Меня как парализовало. Потом качаю головой, не веря своим ушам:
– Кто-то заявил на меня?
– Да.
– Обвинив в педофилии? Или распространении порнографии?
– Нет. В краже золотого ларца.
В дверь звонят. Очень настойчиво. Как будто кто-то пытается насквозь проткнуть пальцем звонок. Мы смотрим друг на друга. Я иду открывать.
На лестнице стоит профессор Ллилеворт. Рядом с ним мой постоянный спутник Кинг-Конг. Они молчат и с негодованием смотрят на меня.
– А, это ты, мудак! Ну, и где же он? – восклицает профессор Ллилеворт.
– Заходите, заходите! Будьте любезны, в помещении прохладнее. Заходите, пожалуйста!
Ошеломленные приторной любезностью, они входят в прихожую. Сначала Ллилеворт, потом Кинг-Конг, который явно ожидает, когда же Ллилеворт наконец отдаст приказ схватить меня, ломать мне пальцы и извлекать из них ногти по одному до тех пор, пока я не отдам ларец.
Они не сразу замечают полицейских.
– Это дядя-полицейский, – представляю я ласково и перевожу: – Uncle police!
Синхронный переводчик Бьорн.
Полицейские равнодушно смотрят на гостей. Пока я не рассказывал им, кто такой Ллилеворт.
– А, так это вы профессор Ллилеворт? – произносит владелец писклявого голоса на приличном английском языке и протягивает руку. – Рад вас приветствовать.
– My pleasure. [29]29
Я тоже рад (англ.)
[Закрыть]– Ллилеворт протягивает руку в ответ. Я стараюсь не выражать удивления, но не уверен, что у меня это получается.

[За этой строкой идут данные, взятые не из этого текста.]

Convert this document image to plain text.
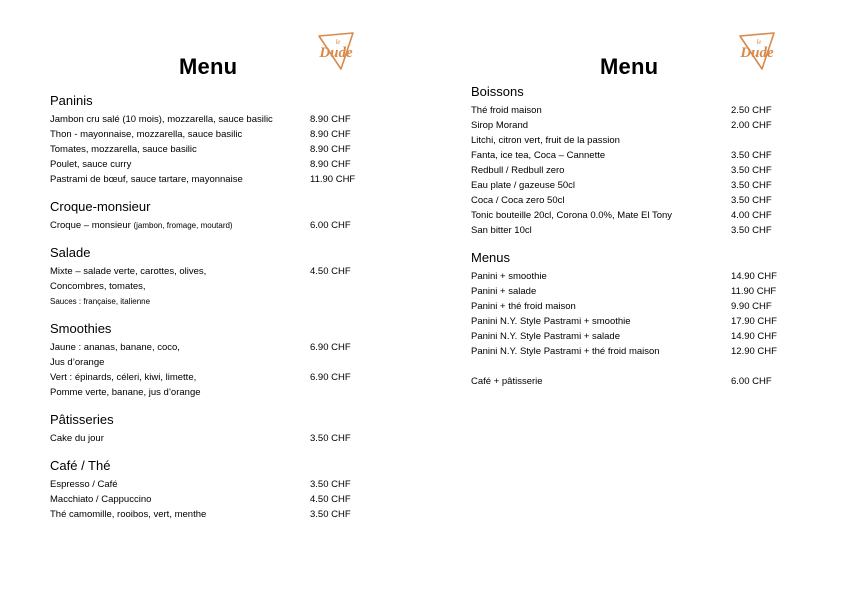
Menu
le
Dude
Paninis
Jambon cru salé (10 mois), mozzarella, sauce basilic	8.90 CHF
Thon - mayonnaise, mozzarella, sauce basilic	8.90 CHF
Tomates, mozzarella, sauce basilic	8.90 CHF
Poulet, sauce curry	8.90 CHF
Pastrami de bœuf, sauce tartare, mayonnaise	11.90 CHF
Croque-monsieur
Croque – monsieur (jambon, fromage, moutard)	6.00 CHF
Salade
Mixte – salade verte, carottes, olives,	4.50 CHF
Concombres, tomates,
Sauces : française, italienne
Smoothies
Jaune : ananas, banane, coco,	6.90 CHF
Jus d’orange
Vert : épinards, céleri, kiwi, limette,	6.90 CHF
Pomme verte, banane, jus d’orange
Pâtisseries
Cake du jour	3.50 CHF
Café / Thé
Espresso / Café	3.50 CHF
Macchiato / Cappuccino	4.50 CHF
Thé camomille, rooibos, vert, menthe	3.50 CHF
Menu
le
Dude
Boissons
Thé froid maison	2.50 CHF
Sirop Morand	2.00 CHF
Litchi, citron vert, fruit de la passion
Fanta, ice tea, Coca – Cannette	3.50 CHF
Redbull / Redbull zero	3.50 CHF
Eau plate / gazeuse 50cl	3.50 CHF
Coca / Coca zero 50cl	3.50 CHF
Tonic bouteille 20cl, Corona 0.0%, Mate El Tony	4.00 CHF
San bitter 10cl	3.50 CHF
Menus
Panini + smoothie	14.90 CHF
Panini + salade	11.90 CHF
Panini + thé froid maison	9.90 CHF
Panini N.Y. Style Pastrami + smoothie	17.90 CHF
Panini N.Y. Style Pastrami + salade	14.90 CHF
Panini N.Y. Style Pastrami + thé froid maison	12.90 CHF
Café + pâtisserie	6.00 CHF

– Как ваши успехи? – спрашивает профессор Ллилеворт.
Полицейский смотрит на профессора, потом на меня:
– Он утверждает, что ларец находится в университетском сейфе.
Профессор Ллилеворт сдвигает брови:
– Вот как, он это утверждает?
– Что тут происходит? – спрашиваю я, хотя уже знаю ответ.
– Ты украл ларец, – говорит профессор.
– Послушайте, – обращаюсь я к полицейскому, – ларец хотели вывезти из страны! Без разрешения. Они хотели украсть его!
Наступает короткая пауза.
– Насколько я понимаю, – медленно произносит полицейский, – профессор Грэм Ллилеворт руководит раскопками в монастыре Вэрне?
– Да.
– Тогда зачем ему красть собственную находку?
– Но именно это и…
– Подождите! – Полицейский вынимает документ, копию которого я видел у Каспара. – Вот разрешение директора Инспекции по охране памятников…
– Вы не понимаете! – Я прерываю его. – Мы искали круглый замок. Прочитайте текст! Они просили разрешения на исследование круглого замка. О золотом ларце здесь нет ни слова!
Полицейский наклоняет голову:
– Значит, археологам всегда заранее известны результаты раскопок?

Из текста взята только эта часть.